Stobie pole

A Stobie pole is a power line pole made of two steel joists held apart by a slab of concrete in the middle. It was invented by Adelaide Electricity Supply Company design engineer, James Cyril Stobie (1895-1953). He used the materials easily at hand due to the shortage of timber caused by the arid and treeless nature of much of South Australia. His invention of two spare pieces of railway track bolted together with cement in the middle was patented in 1924.

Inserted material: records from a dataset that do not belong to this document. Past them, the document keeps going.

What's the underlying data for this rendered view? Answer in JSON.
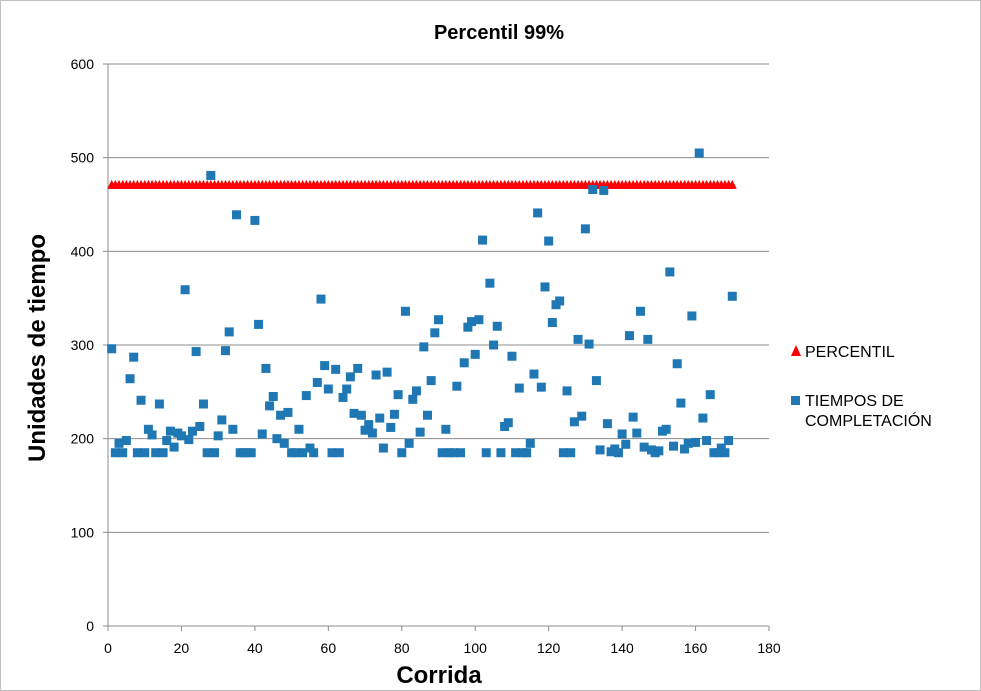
{
  "chart_data": {
    "type": "scatter",
    "title": "Percentil 99%",
    "xlabel": "Corrida",
    "ylabel": "Unidades de tiempo",
    "xlim": [
      0,
      180
    ],
    "ylim": [
      0,
      600
    ],
    "xticks": [
      0,
      20,
      40,
      60,
      80,
      100,
      120,
      140,
      160,
      180
    ],
    "yticks": [
      0,
      100,
      200,
      300,
      400,
      500,
      600
    ],
    "grid": "horizontal",
    "legend": "right",
    "series": [
      {
        "name": "PERCENTIL",
        "marker": "triangle",
        "color": "#ff0000",
        "x_start": 1,
        "x_end": 170,
        "constant_y": 471
      },
      {
        "name": "TIEMPOS DE COMPLETACIÓN",
        "marker": "square",
        "color": "#1f77b4",
        "x": [
          1,
          2,
          3,
          4,
          5,
          6,
          7,
          8,
          9,
          10,
          11,
          12,
          13,
          14,
          15,
          16,
          17,
          18,
          19,
          20,
          21,
          22,
          23,
          24,
          25,
          26,
          27,
          28,
          29,
          30,
          31,
          32,
          33,
          34,
          35,
          36,
          37,
          38,
          39,
          40,
          41,
          42,
          43,
          44,
          45,
          46,
          47,
          48,
          49,
          50,
          51,
          52,
          53,
          54,
          55,
          56,
          57,
          58,
          59,
          60,
          61,
          62,
          63,
          64,
          65,
          66,
          67,
          68,
          69,
          70,
          71,
          72,
          73,
          74,
          75,
          76,
          77,
          78,
          79,
          80,
          81,
          82,
          83,
          84,
          85,
          86,
          87,
          88,
          89,
          90,
          91,
          92,
          93,
          94,
          95,
          96,
          97,
          98,
          99,
          100,
          101,
          102,
          103,
          104,
          105,
          106,
          107,
          108,
          109,
          110,
          111,
          112,
          113,
          114,
          115,
          116,
          117,
          118,
          119,
          120,
          121,
          122,
          123,
          124,
          125,
          126,
          127,
          128,
          129,
          130,
          131,
          132,
          133,
          134,
          135,
          136,
          137,
          138,
          139,
          140,
          141,
          142,
          143,
          144,
          145,
          146,
          147,
          148,
          149,
          150,
          151,
          152,
          153,
          154,
          155,
          156,
          157,
          158,
          159,
          160,
          161,
          162,
          163,
          164,
          165,
          166,
          167,
          168,
          169,
          170
        ],
        "y": [
          296,
          185,
          195,
          185,
          198,
          264,
          287,
          185,
          241,
          185,
          210,
          204,
          185,
          237,
          185,
          198,
          208,
          191,
          206,
          203,
          359,
          199,
          208,
          293,
          213,
          237,
          185,
          481,
          185,
          203,
          220,
          294,
          314,
          210,
          439,
          185,
          185,
          185,
          185,
          433,
          322,
          205,
          275,
          235,
          245,
          200,
          225,
          195,
          228,
          185,
          185,
          210,
          185,
          246,
          190,
          185,
          260,
          349,
          278,
          253,
          185,
          274,
          185,
          244,
          253,
          266,
          227,
          275,
          225,
          209,
          215,
          206,
          268,
          222,
          190,
          271,
          212,
          226,
          247,
          185,
          336,
          195,
          242,
          251,
          207,
          298,
          225,
          262,
          313,
          327,
          185,
          210,
          185,
          185,
          256,
          185,
          281,
          319,
          325,
          290,
          327,
          412,
          185,
          366,
          300,
          320,
          185,
          213,
          217,
          288,
          185,
          254,
          185,
          185,
          195,
          269,
          441,
          255,
          362,
          411,
          324,
          343,
          347,
          185,
          251,
          185,
          218,
          306,
          224,
          424,
          301,
          466,
          262,
          188,
          465,
          216,
          186,
          189,
          185,
          205,
          194,
          310,
          223,
          206,
          336,
          191,
          306,
          188,
          185,
          187,
          208,
          210,
          378,
          192,
          280,
          238,
          189,
          195,
          331,
          196,
          505,
          222,
          198,
          247,
          185,
          185,
          190,
          185,
          198,
          352
        ]
      }
    ]
  }
}
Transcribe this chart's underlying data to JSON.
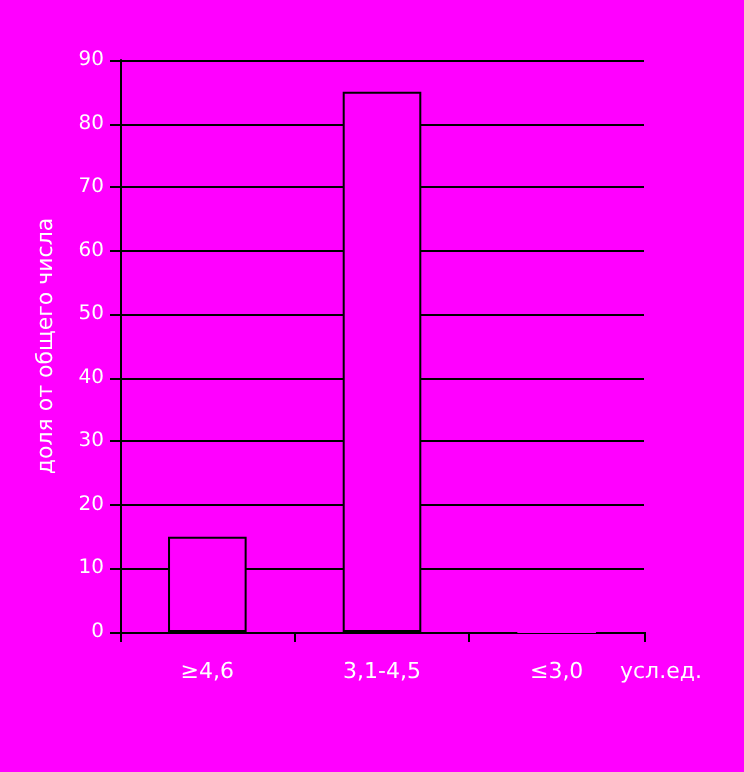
{
  "chart_data": {
    "type": "bar",
    "ylabel": "доля от общего числа",
    "xlabel": "усл.ед.",
    "categories": [
      "≥4,6",
      "3,1-4,5",
      "≤3,0"
    ],
    "values": [
      15,
      85,
      0
    ],
    "color": "#ff00ff",
    "ylim": [
      0,
      90
    ],
    "yticks": [
      0,
      10,
      20,
      30,
      40,
      50,
      60,
      70,
      80,
      90
    ],
    "grid": "y"
  }
}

The first poles were erected in South Terrace, Adelaide in 1924, and were then used extensively in building the electricity transmission and distribution infrastructure throughout the state. The poles carry voltages from 415 to 275,000 volts and come in various sizes from 9 to 35 metres in length. The expected service life of a Stobie pole is predicted to be in excess of 80 years. It is now commonly regarded as a South Australian icon. ETSA Utilities manufactures Stobie poles at a plant in Angle Park, South Australia.

Its modern construction is a composite of two steel beams connected intermittently by bolts to manage compressive buckling, with the gap between the beams filled with concrete. The bolts transfer the shear, with an equal number of bolts above and below ground. The poles are tapered from ground level to the top and the toe. This construction utilises the tensile properties of the steel, giving the poles excellent properties in bending. The poles are fireproof, rotproof, and termiteproof.

Some have described them as 'hideous', with attempts to beautify their appearance through Stobie pole gardens and Stobie pole art projects. Renowned artist Clifton Pugh painted Adam and Eve in the Garden of Eden on a Stobie pole in 1984, but was asked to "cover up" the genitals on his painting.